Even without such laws,
schools are able to get around many regulations by using outside agencies
like Planned Parenthood that are not restricted by school policies.
While not all schools are
yet participating in such programs, it is a trend for the future. As
federal control grows in local school systems, such programs will emerge.
The ground work has been laid through OBE curriculums and the advent of
K-12 sex education programs.
THE REPUBLICAN CONGRESS
DROPS THE BALL
Rhetoric and reality are
in great conflict on Capitol Hill. The Republican Congress was elected to
diminish the power of the federal government and stop its invasion of our
daily lives.
But in October, 1995, the
House rushed to pass H.R. 1617, the CAREERS bill. Immediately after, the
Senate followed suit by passing its version of the same act, S.143.
The rhetoric from the
Republicans argues that the CAREERS Bills actually repeal the
School-To-Work Act and eliminate or consolidate other wasteful programs,
thereby cutting the buracracy and saving money.
The reality is quite the
opposite.
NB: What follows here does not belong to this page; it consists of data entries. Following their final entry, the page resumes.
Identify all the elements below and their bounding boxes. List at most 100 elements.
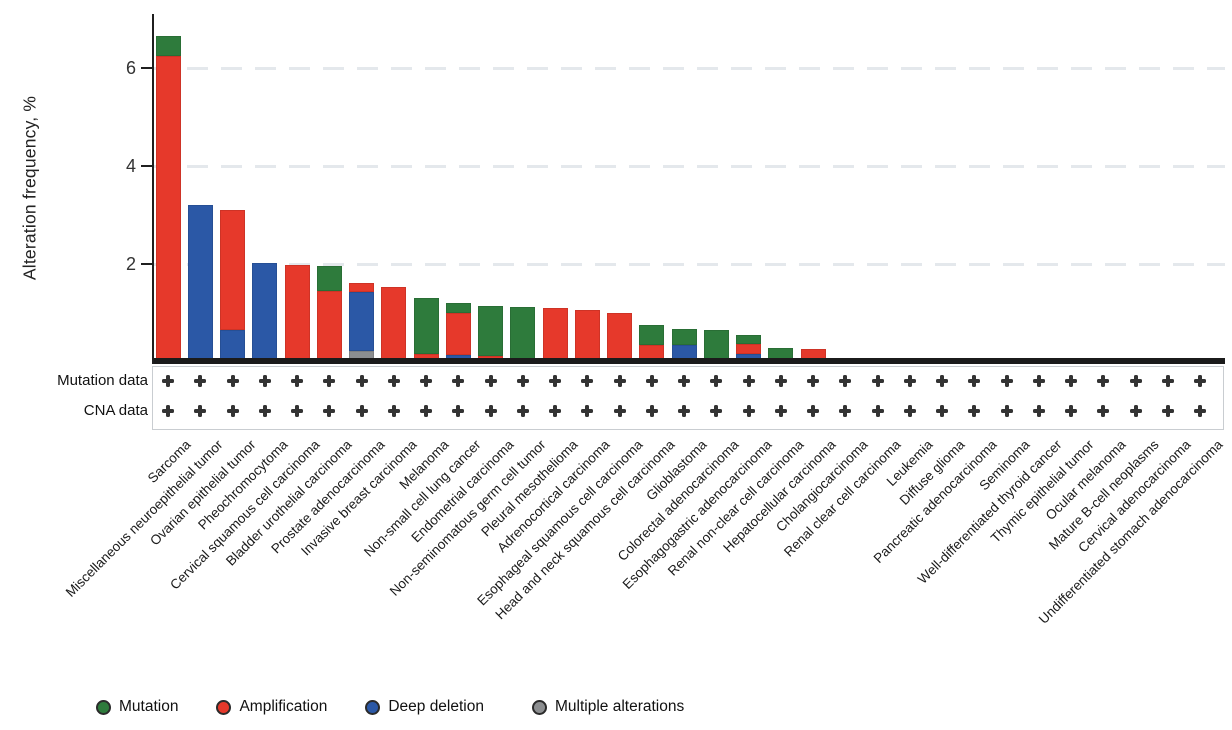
- plus-icon: [678, 375, 690, 387]
- bar-segment-amplification[interactable]: [542, 308, 568, 362]
- bar-segment-deep-deletion[interactable]: [220, 330, 245, 362]
- bar-segment-deep-deletion[interactable]: [187, 205, 213, 362]
- bar-segment-amplification[interactable]: [284, 265, 310, 362]
- bar-segment-amplification[interactable]: [316, 290, 342, 362]
- plus-icon: [807, 405, 819, 417]
- plus-icon: [807, 375, 819, 387]
- plus-icon: [1194, 375, 1206, 387]
- bar-segment-amplification[interactable]: [445, 313, 471, 355]
- plus-icon: [355, 405, 368, 417]
- y-tick-mark: [141, 67, 152, 69]
- plus-icon: [645, 375, 658, 387]
- legend-item-amplification: Amplification: [216, 698, 327, 716]
- chart-legend: Mutation Amplification Deep deletion Multip…: [96, 698, 684, 716]
- bar-segment-mutation[interactable]: [703, 329, 729, 362]
- bar-bladder-urothelial-carcinoma[interactable]: [316, 266, 342, 362]
- plus-icon: [162, 375, 174, 387]
- plus-icon: [613, 375, 626, 387]
- plus-icon: [355, 375, 368, 387]
- plus-icon: [774, 405, 787, 417]
- bar-adrenocortical-carcinoma[interactable]: [574, 310, 600, 362]
- plus-icon: [1161, 405, 1174, 417]
- bar-pleural-mesothelioma[interactable]: [542, 308, 568, 362]
- plus-icon: [484, 405, 497, 417]
- y-tick-mark: [141, 165, 152, 167]
- bar-sarcoma[interactable]: [155, 36, 181, 362]
- plus-icon: [516, 405, 529, 417]
- y-tick-mark: [141, 263, 152, 265]
- plus-icon: [291, 375, 303, 387]
- plus-icon: [1032, 405, 1045, 417]
- bar-segment-amplification[interactable]: [736, 344, 761, 355]
- bar-segment-amplification[interactable]: [349, 282, 374, 293]
- plus-icon: [710, 405, 723, 417]
- bar-segment-amplification[interactable]: [220, 210, 245, 331]
- row-label-mutation-data: Mutation data: [57, 372, 148, 389]
- bar-invasive-breast-carcinoma[interactable]: [381, 286, 407, 362]
- x-axis-line: [152, 358, 1225, 364]
- plus-icon: [1129, 405, 1142, 417]
- plus-icon: [387, 375, 400, 387]
- plus-icon: [258, 405, 271, 417]
- bar-segment-mutation[interactable]: [510, 307, 536, 362]
- bar-segment-mutation[interactable]: [445, 303, 471, 313]
- legend-dot-multiple-alterations-icon: [532, 699, 547, 715]
- bar-segment-amplification[interactable]: [155, 55, 181, 362]
- bar-segment-amplification[interactable]: [574, 310, 600, 362]
- y-tick-label: 2: [125, 254, 136, 274]
- bar-cervical-squamous-cell-carcinoma[interactable]: [284, 265, 310, 362]
- plus-icon: [1097, 405, 1110, 417]
- bar-segment-mutation[interactable]: [639, 324, 665, 345]
- bar-segment-mutation[interactable]: [413, 297, 439, 354]
- gridline-y6: [153, 67, 1225, 70]
- bar-melanoma[interactable]: [413, 297, 439, 362]
- y-axis-line: [152, 14, 154, 364]
- plus-icon: [839, 405, 852, 417]
- bar-segment-deep-deletion[interactable]: [349, 292, 374, 352]
- plus-icon: [420, 375, 432, 387]
- bar-head-and-neck-squamous-cell-carcinoma[interactable]: [639, 324, 665, 362]
- bar-prostate-adenocarcinoma[interactable]: [349, 282, 374, 362]
- bar-glioblastoma[interactable]: [671, 329, 697, 362]
- plus-icon: [903, 375, 916, 387]
- bar-segment-mutation[interactable]: [736, 335, 761, 345]
- plus-icon: [291, 405, 303, 417]
- bar-ovarian-epithelial-tumor[interactable]: [220, 210, 245, 362]
- plus-icon: [1065, 405, 1077, 417]
- bar-segment-amplification[interactable]: [607, 313, 632, 362]
- bar-colorectal-adenocarcinoma[interactable]: [703, 329, 729, 362]
- legend-item-multiple-alterations: Multiple alterations: [532, 698, 684, 716]
- row-label-cna-data: CNA data: [83, 402, 148, 419]
- bar-segment-mutation[interactable]: [671, 329, 697, 346]
- bar-miscellaneous-neuroepithelial-tumor[interactable]: [187, 205, 213, 362]
- bar-segment-amplification[interactable]: [413, 353, 439, 362]
- plus-icon: [258, 375, 271, 387]
- plus-icon: [968, 375, 981, 387]
- plus-icon: [968, 405, 981, 417]
- bar-pheochromocytoma[interactable]: [252, 263, 278, 362]
- bar-segment-mutation[interactable]: [155, 36, 181, 56]
- bar-segment-amplification[interactable]: [381, 286, 407, 359]
- legend-label: Deep deletion: [388, 698, 484, 715]
- legend-label: Multiple alterations: [555, 698, 685, 715]
- gridline-y4: [153, 165, 1225, 168]
- bar-non-seminomatous-germ-cell-tumor[interactable]: [510, 307, 536, 362]
- plus-icon: [194, 405, 207, 417]
- bar-segment-amplification[interactable]: [639, 344, 665, 362]
- bar-esophageal-squamous-cell-carcinoma[interactable]: [607, 313, 632, 362]
- bar-non-small-cell-lung-cancer[interactable]: [445, 303, 471, 362]
- bar-endometrial-carcinoma[interactable]: [478, 306, 503, 362]
- plus-icon: [549, 375, 561, 387]
- bar-segment-deep-deletion[interactable]: [252, 263, 278, 362]
- bar-segment-mutation[interactable]: [316, 266, 342, 291]
- plus-icon: [484, 375, 497, 387]
- plus-icon: [742, 405, 755, 417]
- bar-segment-multiple-alterations[interactable]: [349, 351, 374, 362]
- plus-icon: [581, 405, 594, 417]
- bar-segment-mutation[interactable]: [478, 306, 503, 356]
- plus-icon: [549, 405, 561, 417]
- legend-label: Amplification: [239, 698, 328, 715]
- legend-dot-amplification-icon: [216, 699, 232, 715]
- legend-dot-mutation-icon: [96, 699, 111, 715]
- bar-segment-deep-deletion[interactable]: [671, 345, 697, 362]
These two bills actually strengthen School-To-Work by adding new
elements, including government control of the entire labor market. This is
done through employee training and placement programs. It's also
accomplished by dictating the "job related" curriculum in the
classroom. In fact, these bills, now in conference committee, will serve
to IMPLEMENT the worst provisions of the School To Work Act.
The bills also create the
National Labor Market Information System (LMIS) which provides the tie
between the massive data banks of the Department of Education and the
Department of Labor.
These two bills will
literally put into place the federal apparatus leading to the
implementation of a plastic identification card that will contain all of
the students personal, family school and psychological evaluation history.
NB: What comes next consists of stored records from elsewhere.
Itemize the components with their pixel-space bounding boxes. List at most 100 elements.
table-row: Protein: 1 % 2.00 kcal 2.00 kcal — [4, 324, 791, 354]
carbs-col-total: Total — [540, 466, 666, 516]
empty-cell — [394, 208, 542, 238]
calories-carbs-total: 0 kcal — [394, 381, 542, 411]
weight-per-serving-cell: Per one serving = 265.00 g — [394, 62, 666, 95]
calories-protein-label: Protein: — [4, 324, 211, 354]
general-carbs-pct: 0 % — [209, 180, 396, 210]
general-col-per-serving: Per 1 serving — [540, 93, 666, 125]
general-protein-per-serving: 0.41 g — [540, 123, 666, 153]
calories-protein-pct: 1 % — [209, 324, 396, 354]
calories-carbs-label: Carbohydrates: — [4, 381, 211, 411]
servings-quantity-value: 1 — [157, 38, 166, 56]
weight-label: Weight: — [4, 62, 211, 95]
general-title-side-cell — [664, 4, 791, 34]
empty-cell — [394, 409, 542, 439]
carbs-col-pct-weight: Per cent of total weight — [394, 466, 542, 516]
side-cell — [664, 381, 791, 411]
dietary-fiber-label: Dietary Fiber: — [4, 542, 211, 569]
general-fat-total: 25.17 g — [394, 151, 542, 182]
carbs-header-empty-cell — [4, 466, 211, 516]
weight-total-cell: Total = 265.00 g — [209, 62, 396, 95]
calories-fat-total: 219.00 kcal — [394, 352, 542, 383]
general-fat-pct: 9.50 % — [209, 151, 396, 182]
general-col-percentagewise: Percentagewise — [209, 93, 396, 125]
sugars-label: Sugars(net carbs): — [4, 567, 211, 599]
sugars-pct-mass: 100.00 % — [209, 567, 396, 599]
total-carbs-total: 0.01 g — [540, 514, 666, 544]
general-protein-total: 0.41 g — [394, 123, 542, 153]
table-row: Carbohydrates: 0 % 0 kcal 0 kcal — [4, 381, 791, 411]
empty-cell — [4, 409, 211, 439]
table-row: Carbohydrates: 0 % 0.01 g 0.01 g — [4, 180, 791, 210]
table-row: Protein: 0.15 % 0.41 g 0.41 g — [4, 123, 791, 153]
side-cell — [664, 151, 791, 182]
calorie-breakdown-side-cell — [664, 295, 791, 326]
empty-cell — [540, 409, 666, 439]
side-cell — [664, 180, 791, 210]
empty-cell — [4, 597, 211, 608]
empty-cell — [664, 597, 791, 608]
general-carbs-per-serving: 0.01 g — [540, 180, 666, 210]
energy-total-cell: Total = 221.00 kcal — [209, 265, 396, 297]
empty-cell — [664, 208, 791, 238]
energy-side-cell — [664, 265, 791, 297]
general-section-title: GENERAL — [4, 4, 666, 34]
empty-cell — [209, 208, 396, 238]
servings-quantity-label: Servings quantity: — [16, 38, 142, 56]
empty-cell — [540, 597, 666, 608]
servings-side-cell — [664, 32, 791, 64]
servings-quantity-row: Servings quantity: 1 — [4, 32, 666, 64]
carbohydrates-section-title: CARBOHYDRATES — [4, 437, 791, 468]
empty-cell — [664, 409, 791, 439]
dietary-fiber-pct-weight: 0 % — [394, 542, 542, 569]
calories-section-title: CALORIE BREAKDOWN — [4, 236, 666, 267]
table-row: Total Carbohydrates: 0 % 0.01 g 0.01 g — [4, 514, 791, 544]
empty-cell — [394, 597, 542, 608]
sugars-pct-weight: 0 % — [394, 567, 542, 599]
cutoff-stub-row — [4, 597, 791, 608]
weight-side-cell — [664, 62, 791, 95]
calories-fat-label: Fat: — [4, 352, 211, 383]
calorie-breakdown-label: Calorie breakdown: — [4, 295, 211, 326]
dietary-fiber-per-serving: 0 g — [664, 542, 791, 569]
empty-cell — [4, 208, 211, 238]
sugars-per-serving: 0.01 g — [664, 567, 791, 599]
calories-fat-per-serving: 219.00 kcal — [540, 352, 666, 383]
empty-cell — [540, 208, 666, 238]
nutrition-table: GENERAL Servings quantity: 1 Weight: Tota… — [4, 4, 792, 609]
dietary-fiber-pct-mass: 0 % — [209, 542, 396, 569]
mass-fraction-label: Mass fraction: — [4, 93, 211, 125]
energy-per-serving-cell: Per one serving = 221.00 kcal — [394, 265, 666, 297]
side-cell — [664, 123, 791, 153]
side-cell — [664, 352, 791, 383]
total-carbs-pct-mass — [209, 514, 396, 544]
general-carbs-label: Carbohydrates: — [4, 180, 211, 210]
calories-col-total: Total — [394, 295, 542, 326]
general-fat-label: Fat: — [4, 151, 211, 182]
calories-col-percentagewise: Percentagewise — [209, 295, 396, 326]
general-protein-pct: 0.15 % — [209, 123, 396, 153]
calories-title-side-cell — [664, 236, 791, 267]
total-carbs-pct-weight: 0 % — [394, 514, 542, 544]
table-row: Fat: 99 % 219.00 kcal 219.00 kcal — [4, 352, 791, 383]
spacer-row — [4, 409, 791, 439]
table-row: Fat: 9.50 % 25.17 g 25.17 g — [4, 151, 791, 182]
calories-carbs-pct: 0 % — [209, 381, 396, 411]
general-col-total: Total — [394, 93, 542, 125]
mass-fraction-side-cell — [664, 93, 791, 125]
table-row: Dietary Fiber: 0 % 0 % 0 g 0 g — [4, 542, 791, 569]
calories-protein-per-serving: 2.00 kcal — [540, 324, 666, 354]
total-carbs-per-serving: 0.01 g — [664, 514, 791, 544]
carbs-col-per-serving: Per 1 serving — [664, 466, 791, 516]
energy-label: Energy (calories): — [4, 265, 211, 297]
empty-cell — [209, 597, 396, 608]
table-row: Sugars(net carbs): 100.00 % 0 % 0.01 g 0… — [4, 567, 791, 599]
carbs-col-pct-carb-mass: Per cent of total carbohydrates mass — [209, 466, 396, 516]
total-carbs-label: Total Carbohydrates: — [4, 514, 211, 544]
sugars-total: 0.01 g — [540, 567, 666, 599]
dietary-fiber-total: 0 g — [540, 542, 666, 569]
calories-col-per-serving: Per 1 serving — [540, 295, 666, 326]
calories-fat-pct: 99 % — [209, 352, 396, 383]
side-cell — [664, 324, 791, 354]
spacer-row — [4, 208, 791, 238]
That card will be given to students instead of a diploma upon graduation
from high school.
Known as the Certificate
of Initial Mastery, the student will have to present it to potential
employers during interviews. The employer will then be able to instantly
access the students complete record from the card. But the card will be
required in order to obtain a driver's license and many other
government-controlled services.
The bills will grant
massive powers to state governors, permitting them to bypass their state
legislatures and allowing them to control federal education grants through
appointed boards. This provision will make public protests of education
programs very difficult.
These two bills severely
restrict the freedom of students to choose their own career paths. The
bills violate the spirit, if not the letter of the "Contract With
America", which promised to reduce federal power.
Republicans urgently need
to start reading legislation rather than waiting for instructions from
their leadership. They've been badly led astray.
GIVE BACK OUR CHILDREN
Hillary Clinton's new
book, "IT TAKES A VILLAGE" refers to the African saying,
"it take a village to raise a child". It means all of society is
responsible for molding and shaping children into being the kinds of
adults needed by society.
The true meaning isn't
quaint or cute. It's terrifying. Total federal control of your children
from womb to tomb is exactly what Hillary Clinton and her fellow travelers
have in mind. We're not a tribe, we're Americans with a history of
excellence.
But Outcome-based
education, School-To-Work, one-stop social centers and child protection
agencies are the tools for reducing America to the status of a third rate
global village.
Goals 2000 (and its
behavior modification programs) is only the tip of the iceberg in the
assault on children. The Congress' current effort to abolish that program
will only eliminate the most overt target of the process.
Bills like the CAREERS
Act must be killed. Other bills like H.R.1883, that tend to hide bad
education programs in other federal departments must be reconsidered.
The only real prevention
of the destruction of our schools and of our children's future is the
total elimination of federal intervention. The current system only serves
to destroy their hopes and dreams.
Our children deserve better. They deserve
the right to make their own choices. They deserve to smile again.